Pole Dancing Demands Tax Exemption

Though under New York law “dramatic or musical arts performances” may not be taxed, exotic dances do not qualify for such exemption. On Wednesday, Nite Moves, an exotic dance club near Albany argued to the Court of Appeals that the $ 125,000 bill slapped on it by the state tax department was unfair as pole dancing and lap dances should qualify as tax-exempt artistic performances.

Andrew McCullough, who is representing the club, told the court, “If you saw what these dancers do, you’d be saying, ‘it’s not the Bolshoi, but it’s good.” However, the state Tax Department holds, since exotic dances are not strictly choreographed in predefined formats; they do not qualify for exemption.

Arguing on behalf of the state, the Assistant Solicitor General Robert Godfarb minced neither his words nor his opinions while declaring, “If the women kept their clothes on, no one would be coming to this bar for the dance performances.”

Hmm, what if that was so? Is the association of nudity automatically against the evaluation of a performance as an art form? Would the best paintings of the greatest artists made through the centuries of women in nude cease to be considered as art then? As far as the history of art goes, the woman form in nude by itself is an object of the most passionate art – so what’s special even if the women did not keep their clothes on? Cannot nudity and art go together?

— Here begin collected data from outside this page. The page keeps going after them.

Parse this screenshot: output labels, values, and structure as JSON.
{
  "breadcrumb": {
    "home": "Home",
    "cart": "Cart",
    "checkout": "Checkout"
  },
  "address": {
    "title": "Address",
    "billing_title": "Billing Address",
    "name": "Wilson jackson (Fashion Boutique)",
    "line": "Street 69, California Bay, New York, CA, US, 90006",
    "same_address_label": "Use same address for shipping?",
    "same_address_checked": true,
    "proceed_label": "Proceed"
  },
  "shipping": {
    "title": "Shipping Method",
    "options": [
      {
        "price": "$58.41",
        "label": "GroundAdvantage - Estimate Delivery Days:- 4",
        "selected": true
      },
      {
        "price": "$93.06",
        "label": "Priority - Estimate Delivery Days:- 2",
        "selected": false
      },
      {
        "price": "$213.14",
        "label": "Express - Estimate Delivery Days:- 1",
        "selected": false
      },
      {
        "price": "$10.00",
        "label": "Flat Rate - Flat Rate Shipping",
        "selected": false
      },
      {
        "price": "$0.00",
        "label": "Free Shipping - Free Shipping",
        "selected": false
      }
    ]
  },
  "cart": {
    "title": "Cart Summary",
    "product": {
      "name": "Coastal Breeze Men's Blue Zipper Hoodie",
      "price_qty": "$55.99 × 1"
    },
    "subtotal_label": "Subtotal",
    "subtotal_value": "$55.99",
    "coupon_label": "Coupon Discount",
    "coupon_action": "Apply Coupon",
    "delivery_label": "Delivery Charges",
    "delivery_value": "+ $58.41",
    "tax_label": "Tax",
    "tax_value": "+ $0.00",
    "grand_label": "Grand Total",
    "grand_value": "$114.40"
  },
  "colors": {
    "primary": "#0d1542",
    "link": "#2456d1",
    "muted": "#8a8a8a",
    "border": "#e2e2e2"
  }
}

In fact, that’s what an administrative law judge held in the case in 2009. The judge said that the mere fact of Nite Moves’ dancers removing their clothing “simply does not render such dance routines as something less than choreographed performances.”

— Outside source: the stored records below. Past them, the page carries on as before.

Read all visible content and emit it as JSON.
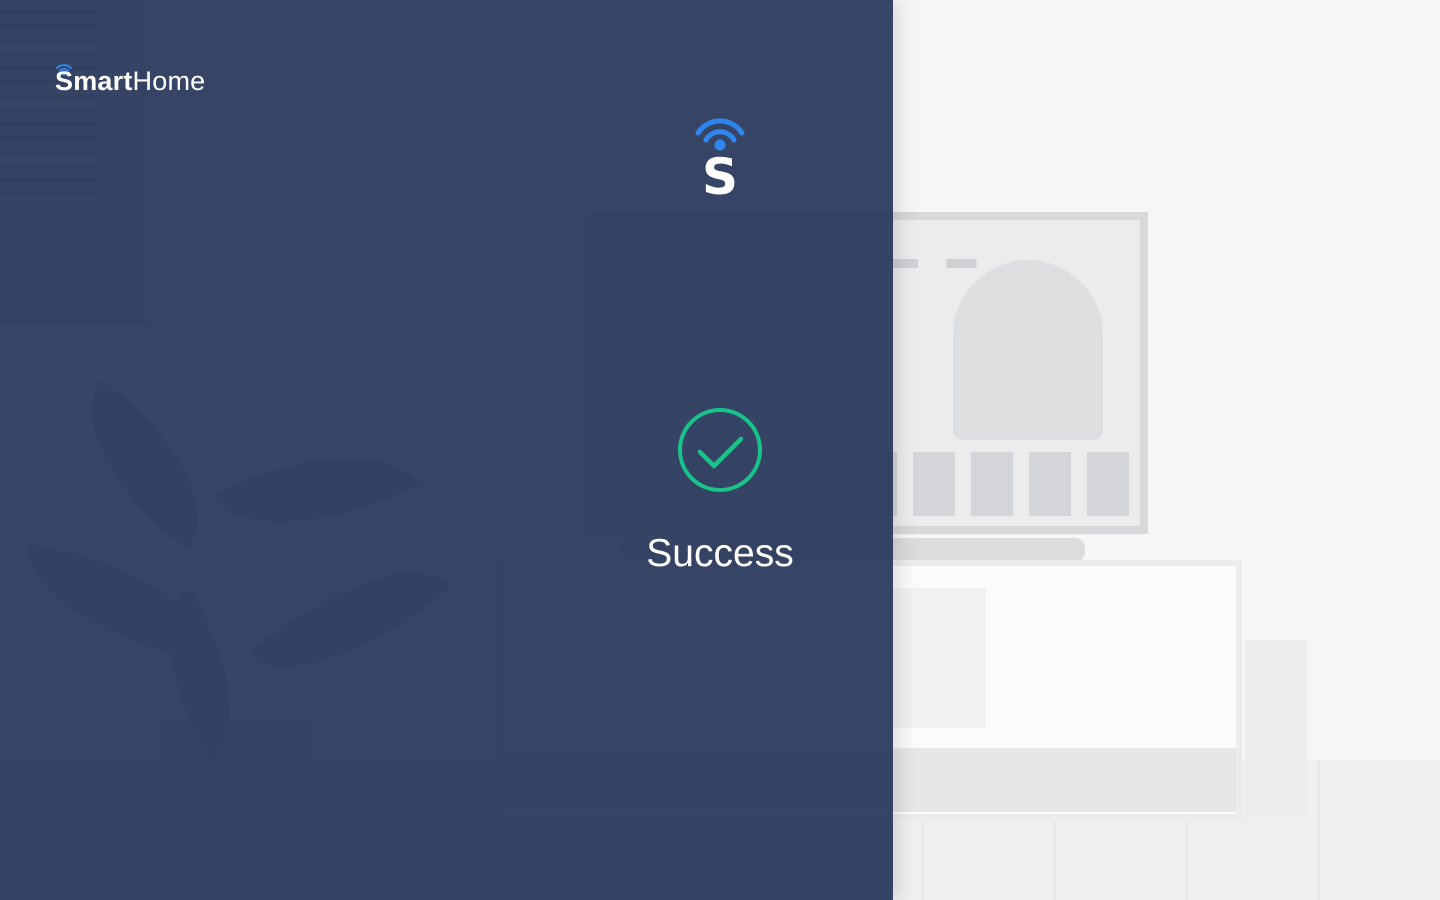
{
  "brand": {
    "name_bold": "Smart",
    "name_light": "Home",
    "icon": "wifi-signal-icon"
  },
  "app_logo": {
    "letter": "S",
    "icon": "wifi-signal-icon",
    "accent_color": "#2f86ee",
    "letter_color": "#ffffff"
  },
  "status": {
    "icon": "check-circle-icon",
    "icon_color": "#19c48a",
    "message": "Success"
  },
  "colors": {
    "panel_overlay": "#29395b",
    "text": "#ffffff"
  }
}
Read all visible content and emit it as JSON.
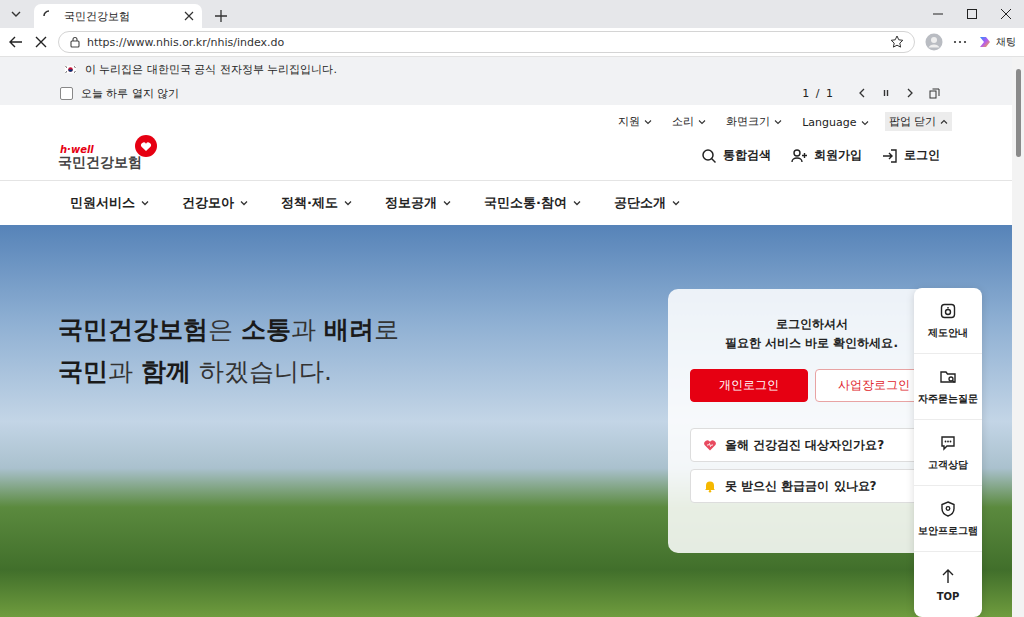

The state moved in appeal holding it was not artistic performance and definitely not qualified for tax exemption unless “women kept their clothes on.” And in 2010, the state Tax Appeals Tribunal reversed the decision of the administrative judge and held the state was right in disqualifying pole dancing from being held as artistic performance. In its decision, the Tax Appeals Tribunal focused on the point that the club’s dancers are not formally trained in something called pole dancing, and hence the performances could not be “artistic.”

The Court of Appeals is however, is being more reasonable on the issue this time. Chief Judge Jonathan Lippman observed that the argument of the state seemed to exclude any improvisational dance from tax exemption, even when it is clearly an artistic performance. Judge Susan Read noted in support that even ballet dancers often improvised on their moves and would fail the test of strict choreographing.

On the other hand, Judge Eugene Pigott focused pungently on the culture of the club administration and said the club “doesn’t hire these people to be dancers,” but the club “gives them a pole and a stage and says, ‘give me 25 bucks and you go what you do.’”

The decision of the court is expected in the fall.

The case is the Matter of 677 New Loudon Corporation v. Tax Appeals Tribunal of the State of New York, New York State Court of Appeals, No. 157.